Sunday, December 14, 2008

2 (or ducks in a row.)

I had my final appointment on Friday at Passport Health to get my Pre-Rabies #3 vaccine and my anti-malaria medication. The fifteen minute trip cost me just under $450, which brings my total to $1100 on vaccines and medications. I begin the anti-malaria medications next week.

Friday night my roommates and I threw a holiday/good-bye party for our apartment. One graduates and moves to Turkey in January, and the other two will study abroad in Denmark and Italy for next semester, leaving our apartment vacant and to be taken over by the soccer team. It might be the most successful party I've ever thrown in my collegiate career. Cheese platter, mulled wine and cider, silk nog, baked goods, snowflake-making and holiday coloring book drawing. More than 30 friends came to share their evening with us and it felt good to have them in our apartment, there with us, celebrating as we should celebrate the end of tenure at Goucher, although three of us will return for our senior years. I had one of those "stand in the corner and cross my arms and survey the scene and be satisfied" moments, which I don't think I will get enough of over the next few weeks.

I spent Saturday in the city, seeing old friends and walking around as if it was summer again. My heart is still here, in Baltimore. At night some friends threw a holiday party in Hampden, and I saw a mixture of roots, here and DC. The integration I began to see this semester has really made me happy, and drawn me closer, I believe, to many of those I pushed away from at home in the district.

I don't believe people when they say they'll miss me, wrap their arms around me and say it repeatedly. I smile, yes, but I have yet to let myself invest in such words, believe that I have created something here that will not shatter and disappear before my return from Costa Rica. Something in me says I'll come back and the trains will all be gone from the station, departed and left me behind. Things will change, indeed, but I know how quickly by which four months can go, how this severance from the mid-atlantic has different intentions than all those prior. Is it even a faith I must have? No, I think it's more solid than faith. I just have to let myself believe it.

This period is the end. I would not call it the "home-stretch," no, that comes at the end of April; this is just the first run in terms of this journey. But it is the end, the end of Goucher, of Baltimore, of the mid-atlantic for several months, and I think knowing that makes me a bit of a flake. I gravitate toward plans I end up shifting toward others, sometimes out of comfort and other times convenience, and although 99.9% of my environment doesn't care, I feel I let down the .1% that does. If there are too many plans, I must force myself to do things not out of obligation but out of want.

The two things with which I struggle are obligation and responsibility, dependability. I play too much into these roles, partially because of the family environment in which I grew up, but also because I too quickly take the blame to subdue anyone else's failure or reaction in case it is reflected in my own self.
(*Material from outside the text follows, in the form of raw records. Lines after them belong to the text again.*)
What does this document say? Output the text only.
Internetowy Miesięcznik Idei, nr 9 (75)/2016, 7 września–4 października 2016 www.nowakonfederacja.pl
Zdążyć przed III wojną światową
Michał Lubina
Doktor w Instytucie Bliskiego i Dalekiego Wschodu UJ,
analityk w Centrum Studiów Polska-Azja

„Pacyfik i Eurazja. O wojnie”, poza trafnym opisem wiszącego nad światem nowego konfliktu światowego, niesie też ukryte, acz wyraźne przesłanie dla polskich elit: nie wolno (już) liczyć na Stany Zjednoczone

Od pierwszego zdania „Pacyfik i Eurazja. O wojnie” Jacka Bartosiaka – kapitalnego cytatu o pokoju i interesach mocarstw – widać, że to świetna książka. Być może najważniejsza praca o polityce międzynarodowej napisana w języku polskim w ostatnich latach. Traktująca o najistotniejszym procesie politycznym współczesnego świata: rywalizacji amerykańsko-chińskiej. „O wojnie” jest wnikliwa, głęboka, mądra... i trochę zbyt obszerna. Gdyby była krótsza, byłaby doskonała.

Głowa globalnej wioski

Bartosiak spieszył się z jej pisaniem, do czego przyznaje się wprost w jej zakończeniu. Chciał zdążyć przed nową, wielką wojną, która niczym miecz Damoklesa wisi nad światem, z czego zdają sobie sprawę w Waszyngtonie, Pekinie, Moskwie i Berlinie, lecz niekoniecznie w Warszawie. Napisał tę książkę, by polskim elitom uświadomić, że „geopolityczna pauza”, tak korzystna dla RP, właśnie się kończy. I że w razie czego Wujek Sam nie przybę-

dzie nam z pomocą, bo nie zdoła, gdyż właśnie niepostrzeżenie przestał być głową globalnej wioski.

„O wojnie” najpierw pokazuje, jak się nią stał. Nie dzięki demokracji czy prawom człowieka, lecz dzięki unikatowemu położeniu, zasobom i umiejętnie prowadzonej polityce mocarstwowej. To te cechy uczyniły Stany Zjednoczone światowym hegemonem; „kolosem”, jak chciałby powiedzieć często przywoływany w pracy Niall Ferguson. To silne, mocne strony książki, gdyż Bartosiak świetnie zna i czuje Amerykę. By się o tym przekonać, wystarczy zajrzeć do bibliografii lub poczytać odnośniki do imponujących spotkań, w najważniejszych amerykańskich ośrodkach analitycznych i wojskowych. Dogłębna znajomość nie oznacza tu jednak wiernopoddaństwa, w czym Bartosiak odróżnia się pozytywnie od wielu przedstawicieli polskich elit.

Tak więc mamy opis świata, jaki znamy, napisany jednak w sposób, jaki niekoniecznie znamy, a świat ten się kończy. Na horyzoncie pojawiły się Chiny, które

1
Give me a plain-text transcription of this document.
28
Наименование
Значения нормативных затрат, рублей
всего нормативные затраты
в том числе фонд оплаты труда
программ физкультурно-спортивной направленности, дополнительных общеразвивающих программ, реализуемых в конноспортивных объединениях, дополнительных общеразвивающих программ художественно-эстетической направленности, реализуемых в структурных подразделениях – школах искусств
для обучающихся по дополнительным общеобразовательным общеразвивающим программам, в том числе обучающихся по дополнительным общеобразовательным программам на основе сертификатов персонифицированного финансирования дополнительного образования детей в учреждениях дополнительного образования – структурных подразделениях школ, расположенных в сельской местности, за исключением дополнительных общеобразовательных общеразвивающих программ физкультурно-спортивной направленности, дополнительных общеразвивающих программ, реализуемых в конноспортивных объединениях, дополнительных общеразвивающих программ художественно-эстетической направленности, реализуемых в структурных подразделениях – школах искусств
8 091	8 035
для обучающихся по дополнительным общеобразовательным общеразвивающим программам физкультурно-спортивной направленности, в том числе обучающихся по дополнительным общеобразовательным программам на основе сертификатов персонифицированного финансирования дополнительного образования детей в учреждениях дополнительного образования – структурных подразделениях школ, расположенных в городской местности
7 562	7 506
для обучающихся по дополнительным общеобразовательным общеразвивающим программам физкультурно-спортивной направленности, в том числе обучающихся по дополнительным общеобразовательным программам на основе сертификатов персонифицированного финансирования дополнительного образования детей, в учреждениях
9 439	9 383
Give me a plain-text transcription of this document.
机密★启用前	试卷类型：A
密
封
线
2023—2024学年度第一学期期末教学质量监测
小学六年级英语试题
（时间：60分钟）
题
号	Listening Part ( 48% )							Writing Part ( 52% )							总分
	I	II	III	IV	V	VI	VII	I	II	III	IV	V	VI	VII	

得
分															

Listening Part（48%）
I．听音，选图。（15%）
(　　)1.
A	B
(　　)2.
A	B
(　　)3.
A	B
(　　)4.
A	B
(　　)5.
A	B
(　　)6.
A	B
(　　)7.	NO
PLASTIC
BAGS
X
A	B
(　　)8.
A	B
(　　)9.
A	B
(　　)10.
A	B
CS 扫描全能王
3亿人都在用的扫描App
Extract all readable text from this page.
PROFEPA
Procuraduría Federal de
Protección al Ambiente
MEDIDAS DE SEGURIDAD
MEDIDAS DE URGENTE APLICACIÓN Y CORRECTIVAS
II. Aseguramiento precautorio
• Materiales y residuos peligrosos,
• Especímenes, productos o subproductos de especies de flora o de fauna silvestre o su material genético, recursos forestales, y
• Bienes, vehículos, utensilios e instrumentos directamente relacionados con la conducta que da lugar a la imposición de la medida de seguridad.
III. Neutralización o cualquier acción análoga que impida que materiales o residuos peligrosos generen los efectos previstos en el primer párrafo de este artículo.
This pattern gets me into trouble. Trouble trouble trouble. Whatever happened to the girl in high school who went to shows and did schoolwork, a presence but never a being. But now things are much more complicated and I spend too much time separating the tangled wires. Is there time to separate?

There is no time. I flip through my slingshot and there is no time to waste, which begs the question:

Do I savor or spend?

2 comments:

Melanie said...

i'll miss you hillary! who will go on trips to CP with me for engineer parties?

sallygordon said...

Best cheese platter ever!!!

I look forward to following this Hillary - and I miss you - I mean it!